Note, for problem 2, you don't need to show that x |-> x³ is an automorphism. Simply show that it is injective (it doesn't even need to be a homomorphism). Then, since G is finite, you know the map is surjective, and this is all you need to show that each element has a unique cube root.

4. Mar 6, 2006

### StatusX

Thanks for the help. (ba)i=b(ab)i-1a. It's so simple, and pops out at you if you write the product out, but I was going a completely different way with the problem and would never have thought of it. Both answers follow easily from it.
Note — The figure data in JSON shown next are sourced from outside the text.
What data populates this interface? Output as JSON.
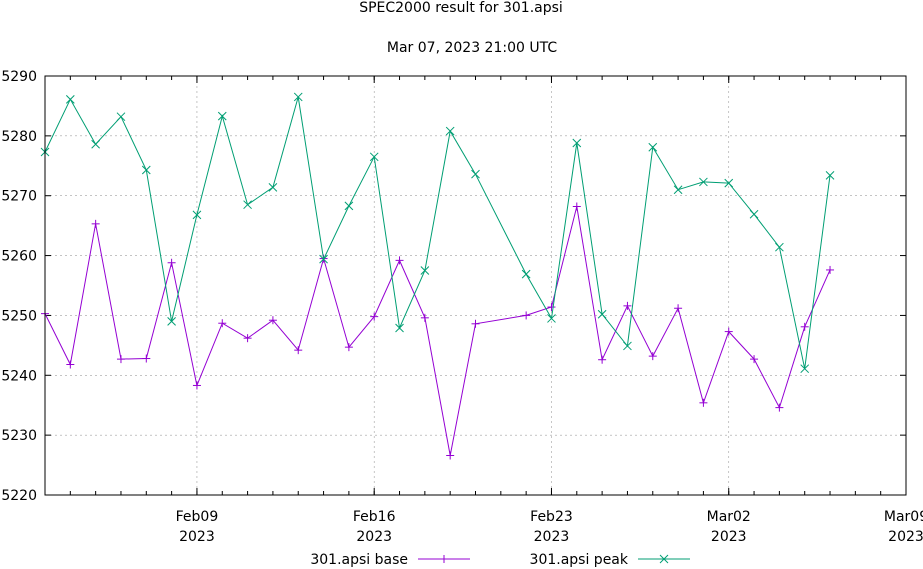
{
  "title": "SPEC2000 result for 301.apsi",
  "subtitle": "Mar 07, 2023 21:00 UTC",
  "chart_data": {
    "type": "line",
    "title": "SPEC2000 result for 301.apsi",
    "subtitle": "Mar 07, 2023 21:00 UTC",
    "xlabel": "",
    "ylabel": "",
    "xlim": [
      "2023-02-03",
      "2023-03-09"
    ],
    "ylim": [
      5220,
      5290
    ],
    "y_ticks": [
      5220,
      5230,
      5240,
      5250,
      5260,
      5270,
      5280,
      5290
    ],
    "x_ticks": [
      {
        "date": "2023-02-09",
        "label1": "Feb09",
        "label2": "2023"
      },
      {
        "date": "2023-02-16",
        "label1": "Feb16",
        "label2": "2023"
      },
      {
        "date": "2023-02-23",
        "label1": "Feb23",
        "label2": "2023"
      },
      {
        "date": "2023-03-02",
        "label1": "Mar02",
        "label2": "2023"
      },
      {
        "date": "2023-03-09",
        "label1": "Mar09",
        "label2": "2023"
      }
    ],
    "grid": true,
    "legend_position": "bottom",
    "series": [
      {
        "name": "301.apsi base",
        "color": "#9400d3",
        "marker": "plus",
        "points": [
          [
            "2023-02-03",
            5250.3
          ],
          [
            "2023-02-04",
            5241.8
          ],
          [
            "2023-02-05",
            5265.3
          ],
          [
            "2023-02-06",
            5242.7
          ],
          [
            "2023-02-07",
            5242.8
          ],
          [
            "2023-02-08",
            5258.8
          ],
          [
            "2023-02-09",
            5238.3
          ],
          [
            "2023-02-10",
            5248.7
          ],
          [
            "2023-02-11",
            5246.2
          ],
          [
            "2023-02-12",
            5249.2
          ],
          [
            "2023-02-13",
            5244.2
          ],
          [
            "2023-02-14",
            5259.5
          ],
          [
            "2023-02-15",
            5244.7
          ],
          [
            "2023-02-16",
            5249.8
          ],
          [
            "2023-02-17",
            5259.2
          ],
          [
            "2023-02-18",
            5249.6
          ],
          [
            "2023-02-19",
            5226.6
          ],
          [
            "2023-02-20",
            5248.6
          ],
          [
            "2023-02-22",
            5250.0
          ],
          [
            "2023-02-23",
            5251.4
          ],
          [
            "2023-02-24",
            5268.2
          ],
          [
            "2023-02-25",
            5242.6
          ],
          [
            "2023-02-26",
            5251.6
          ],
          [
            "2023-02-27",
            5243.2
          ],
          [
            "2023-02-28",
            5251.2
          ],
          [
            "2023-03-01",
            5235.4
          ],
          [
            "2023-03-02",
            5247.3
          ],
          [
            "2023-03-03",
            5242.7
          ],
          [
            "2023-03-04",
            5234.6
          ],
          [
            "2023-03-05",
            5248.1
          ],
          [
            "2023-03-06",
            5257.6
          ]
        ]
      },
      {
        "name": "301.apsi peak",
        "color": "#009e73",
        "marker": "cross",
        "points": [
          [
            "2023-02-03",
            5277.3
          ],
          [
            "2023-02-04",
            5286.1
          ],
          [
            "2023-02-05",
            5278.6
          ],
          [
            "2023-02-06",
            5283.2
          ],
          [
            "2023-02-07",
            5274.3
          ],
          [
            "2023-02-08",
            5249.0
          ],
          [
            "2023-02-09",
            5266.8
          ],
          [
            "2023-02-10",
            5283.3
          ],
          [
            "2023-02-11",
            5268.5
          ],
          [
            "2023-02-12",
            5271.4
          ],
          [
            "2023-02-13",
            5286.5
          ],
          [
            "2023-02-14",
            5259.4
          ],
          [
            "2023-02-15",
            5268.3
          ],
          [
            "2023-02-16",
            5276.5
          ],
          [
            "2023-02-17",
            5247.9
          ],
          [
            "2023-02-18",
            5257.5
          ],
          [
            "2023-02-19",
            5280.8
          ],
          [
            "2023-02-20",
            5273.6
          ],
          [
            "2023-02-22",
            5256.9
          ],
          [
            "2023-02-23",
            5249.5
          ],
          [
            "2023-02-24",
            5278.8
          ],
          [
            "2023-02-25",
            5250.2
          ],
          [
            "2023-02-26",
            5244.9
          ],
          [
            "2023-02-27",
            5278.1
          ],
          [
            "2023-02-28",
            5271.0
          ],
          [
            "2023-03-01",
            5272.3
          ],
          [
            "2023-03-02",
            5272.1
          ],
          [
            "2023-03-03",
            5266.9
          ],
          [
            "2023-03-04",
            5261.4
          ],
          [
            "2023-03-05",
            5241.1
          ],
          [
            "2023-03-06",
            5273.4
          ]
        ]
      }
    ]
  }
}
And by the way, since conjugation by an element is a homomorphism (in fact, an automorphism), then (aba-1)i=abia-1.

5. Mar 6, 2006

### AKG

My issue wasn't with (aba-1)i = abia-1, it was with abia-1 = aibia-i. However, I now see where you got that:

(aba-1)i = aibia-i by the special property given to us
(aba-1)i = abia-1 because it's an easy fact for any group

Using a similar idea for problem 2, you get:

a³b³a-³ = ab³a-1
a²b³ = b³a²

so every square commutes with every cube. But since you can prove that every element is a cube (i.e. it has a cube root), you can say that every square commutes with every element. Not sure where to go from here.

6. Mar 6, 2006

### StatusX

Well, using a similar idea as the one you suggested for the first problem, you can show (ab)2=b2a2. Then you can pull a factor of b on the right side to the other side of a2, and its easy from there.

7. Mar 6, 2006

### AKG

When I first looked at the problem, I did get that (ab)² = b²a². However, I don't see where to go from there. In fact, what do you even mean by:

Then you can pull a factor of b on the right side to the other side of a2, and its easy from there.

8. Mar 6, 2006

### AKG

Oh wait.

(ab)³ = a³b³
ababab = aaabbb
baba = aabb
(ba)² = a²b²

Now this, in conjunction with the fact that the squares commute with everything, gives

(ba)² = b²a²
baba = bbaa
ab = ba []

Is that what you had in mind?

9. Mar 6, 2006

### StatusX

More or less. I actually specifically meant:

(ab)2=b2a2
abab=b(ba2)=b(a2b)=baab
ab=ba